Adnan Qureshi, M.D., knows the harm and sorrow that a stroke can leave behind. His mother died of a hemorrhagic stroke when she was 39 years old.
Her death fueled Qureshi’s determination to improve treatment for stroke patients. Today Qureshi, a professor in the University of Minnesota Medical School’s Department of Neurology, heads the University-affiliated Stroke Center. The center is a national leader in advancing clinical care and cross disciplinary research on stroke.
Strokes injure the brain in two ways: when a clot blocks the flow of blood, or when a blood vessel bursts. In either scenario, rapid identification of the problem and quick treatment can allow the patient to recover with little permanent damage. But if too much time passes, the outcome can be far worse.
In many parts of the state where comprehensive stroke care is not readily available, access to stroke experts can mean the difference between life and death.
That’s why one of the Stroke Center’s many programs is focused on giving advice to physicians and helping to remotely diagnose patients during the crucial early minutes of a stroke. Emergency department doctors who call the center’s all-day, every-day physician hotline can lead patients into recovery when debilitation or death might otherwise result.

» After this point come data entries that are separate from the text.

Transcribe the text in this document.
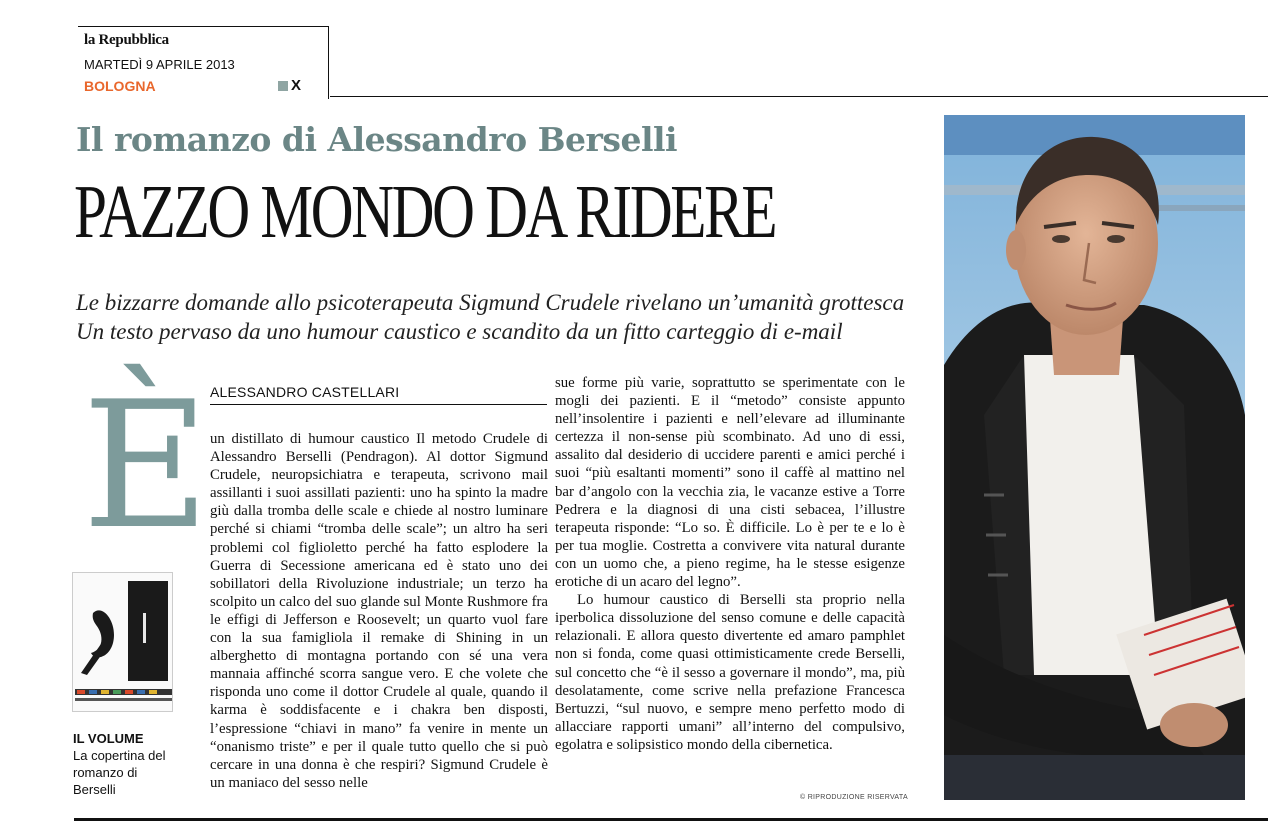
la Repubblica
MARTEDÌ 9 APRILE 2013
BOLOGNA	X
Il romanzo di Alessandro Berselli
PAZZO MONDO DA RIDERE
Le bizzarre domande allo psicoterapeuta Sigmund Crudele rivelano un’umanità grottesca
Un testo pervaso da uno humour caustico e scandito da un fitto carteggio di e-mail
ALESSANDRO CASTELLARI
È un distillato di humour caustico Il metodo Crudele di Alessandro Berselli (Pendragon). Al dottor Sigmund Crudele, neuropsichiatra e terapeuta, scrivono mail assillanti i suoi assillati pazienti: uno ha spinto la madre giù dalla tromba delle scale e chiede al nostro luminare perché si chiami “tromba delle scale”; un altro ha seri problemi col figlioletto perché ha fatto esplodere la Guerra di Secessione americana ed è stato uno dei sobillatori della Rivoluzione industriale; un terzo ha scolpito un calco del suo glande sul Monte Rushmore fra le effigi di Jefferson e Roosevelt; un quarto vuol fare con la sua famigliola il remake di Shining in un alberghetto di montagna portando con sé una vera mannaia affinché scorra sangue vero. E che volete che risponda uno come il dottor Crudele al quale, quando il karma è soddisfacente e i chakra ben disposti, l’espressione “chiavi in mano” fa venire in mente un “onanismo triste” e per il quale tutto quello che si può cercare in una donna è che respiri? Sigmund Crudele è un maniaco del sesso nelle
sue forme più varie, soprattutto se sperimentate con le mogli dei pazienti. E il “metodo” consiste appunto nell’insolentire i pazienti e nell’elevare ad illuminante certezza il non-sense più scombinato. Ad uno di essi, assalito dal desiderio di uccidere parenti e amici perché i suoi “più esaltanti momenti” sono il caffè al mattino nel bar d’angolo con la vecchia zia, le vacanze estive a Torre Pedrera e la diagnosi di una cisti sebacea, l’illustre terapeuta risponde: “Lo so. È difficile. Lo è per te e lo è per tua moglie. Costretta a convivere vita natural durante con un uomo che, a pieno regime, ha le stesse esigenze erotiche di un acaro del legno”.
Lo humour caustico di Berselli sta proprio nella iperbolica dissoluzione del senso comune e delle capacità relazionali. E allora questo divertente ed amaro pamphlet non si fonda, come quasi ottimisticamente crede Berselli, sul concetto che “è il sesso a governare il mondo”, ma, più desolatamente, come scrive nella prefazione Francesca Bertuzzi, “sul nuovo, e sempre meno perfetto modo di allacciare rapporti umani” all’interno del compulsivo, egolatra e solipsistico mondo della cibernetica.
© RIPRODUZIONE RISERVATA
IL VOLUME
La copertina del romanzo di Berselli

“The most common question from E.R. doctors is whether to give thrombolytic therapy,” which dissolves the blood clots that produce many strokes and can help to restore blood flow before disabling brain damage occurs, says Robert Taylor, M.D., an assistant professor in the University’s Departments of Neurology, Neurosurgery, and Radiology. But the medication also carries a risk of causing serious bleeding in the brain.
In crucial situations like these, Taylor says, the Stroke Center’s consulting physicians can recommend whether they think the patient will benefit from thrombolytic therapy.

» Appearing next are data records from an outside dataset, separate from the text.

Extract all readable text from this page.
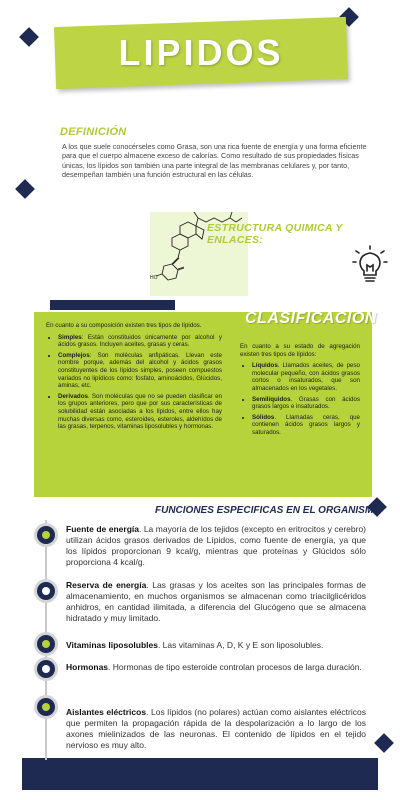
LIPIDOS
DEFINICIÓN
A los que suele conocérseles como Grasa, son una rica fuente de energía y una forma eficiente para que el cuerpo almacene exceso de calorías. Como resultado de sus propiedades físicas únicas, los lípidos son también una parte integral de las membranas celulares y, por tanto, desempeñan también una función estructural en las células.
HO
ESTRUCTURA QUIMICA Y ENLACES:
CLASIFICACION
En cuanto a su composición existen tres tipos de lípidos.
• Simples: Están constituidos únicamente por alcohol y ácidos grasos. Incluyen aceites, grasas y ceras.
• Complejos: Son moléculas anfipáticas. Llevan este nombre porque, además del alcohol y ácidos grasos constituyentes de los lípidos simples, poseen compuestos variados no lipídicos como: fosfato, aminoácidos, Glúcidos, aminas, etc.
• Derivados. Son moléculas que no se pueden clasificar en los grupos anteriores, pero que por sus características de solubilidad están asociadas a los lípidos, entre ellos hay muchas diversas como, esteroides, esteroles, aldehídos de las grasas, terpenos, vitaminas liposolubles y hormonas.
En cuanto a su estado de agregación existen tres tipos de lípidos:
• Líquidos. Llamados aceites, de peso molecular pequeño, con ácidos grasos cortos o insaturados, que son almacenados en los vegetales.
• Semilíquidos. Grasas con ácidos grasos largos e insaturados.
• Sólidos. Llamadas ceras, que contienen ácidos grasos largos y saturados.
FUNCIONES ESPECIFICAS EN EL ORGANISMO
Fuente de energía. La mayoría de los tejidos (excepto en eritrocitos y cerebro) utilizan ácidos grasos derivados de Lípidos, como fuente de energía, ya que los lípidos proporcionan 9 kcal/g, mientras que proteínas y Glúcidos sólo proporciona 4 kcal/g.
Reserva de energía. Las grasas y los aceites son las principales formas de almacenamiento, en muchos organismos se almacenan como triacilglicéridos anhidros, en cantidad ilimitada, a diferencia del Glucógeno que se almacena hidratado y muy limitado.
Vitaminas liposolubles. Las vitaminas A, D, K y E son liposolubles.
Hormonas. Hormonas de tipo esteroide controlan procesos de larga duración.
Aislantes eléctricos. Los lípidos (no polares) actúan como aislantes eléctricos que permiten la propagación rápida de la despolarización a lo largo de los axones mielinizados de las neuronas. El contenido de lípidos en el tejido nervioso es muy alto.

Taylor believes the hotline is especially valuable for emergency department doctors at small hospitals, some of whom are family practice physicians with limited experience with stroke patients during the early hours of treatment.
“They feel more comfortable getting this kind of consultation because of the theoretical risks of the treatment,” Taylor says.
Physicians at Wadena Medical Center in Wadena, Minnesota, have an even greater level of access to the Stroke Center. Using a telemedicine video link, patients and their doctors in Wadena are connected directly with Stroke Center doctors. The Stroke Center consultant can lead patients through a neurological exam that allows doctors to evaluate the patient’s symptoms and responses based on the National Institutes of Health’s Stroke Scale, which leads to an assessment of the stroke and treatments if applicable. The Stroke Center is looking for funding to expand the use of this telemedicine technology to other medical centers around the state.
In the future, Qureshi believes that more hospitals in Minnesota will be able to give stroke patients the care they need.
“We’re emphasizing making many hospitals stroke-ready, which means enabling them to stabilize patients, monitor them, make the diagnosis of a stroke, and get brain imaging that confirms the diagnosis,” he says.
He also hopes that emergency medical services (EMS) crews, such as those working in ambulances, one day may be able to help get that process started—even before patients arrive at the hospital. He predicts that EMS personnel equipped with CT scanners in their vehicles will be trained to offer early stroke diagnosis, shaving off important minutes before the start of treatment.
“In the future, I foresee a broader access to an ever-higher standard of care,” Qureshi says. “We must recognize that if these services are not reaching every person with a stroke in this country, the benefits of new therapies will be definitely limited. We need to keep working on the way stroke care is organized along with improving our interventional treatments.”